I took a walk yesterday around the eastern perimeter of the former RAF station at Oakington, along the new(ish) guided busway which links St Ives with Cambridge. This is itself built on the trackbed of a former railway line, features of which can still be seen in villages along the route. This is a complicated landscape, where aside from the historic and prehistoric remains in surrounding villages and fields, the meeting of past, recent past, present and future are being played out as the area gradually morphs into a newly created town, called Northstowe.

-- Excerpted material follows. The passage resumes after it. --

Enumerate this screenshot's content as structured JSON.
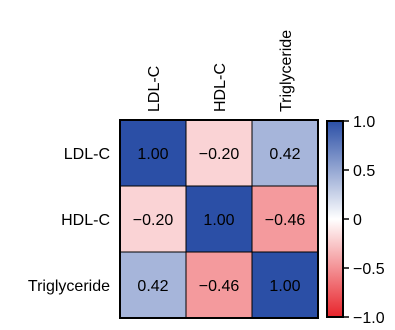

Military sites are by their nature of being off limits interesting – they have their own language of architecture and design, and are usually hidden away from view. The site at Oakington has been airfield and barracks, and following decommissioning as a military site saw a new lease of life as an immigration reception centre during the 1990s. It is now about to be transformed again as part of a new settlement designed to ease pressure on housing in and around Cambridge. The site has come on to the radar (pun intended) of urban explorers (urbex), and fans of derelict and abandoned places, as well as military historians. It can still be an interesting journey on the road which runs around the outside of the western perimeter of the site, linking Oakington and Longstanton – as the route is not officially designated as an open highway. Occasionally Police still stop people driving along the road, and on some maps the route still does not appear.
In advance of the new town appearing, the abandoned railway line has metamorphosed into a new type of hybrid transport corridor, dedicated to buses, and having its own unique architectural design language. Tracks and footpaths in the surrounding fields have been opened up in a programme of recreation access and interpretation – and the example shown is an interesting example which blends past, recent, present and future. A hybrid heritage sign indeed which has already acquired the patina of age.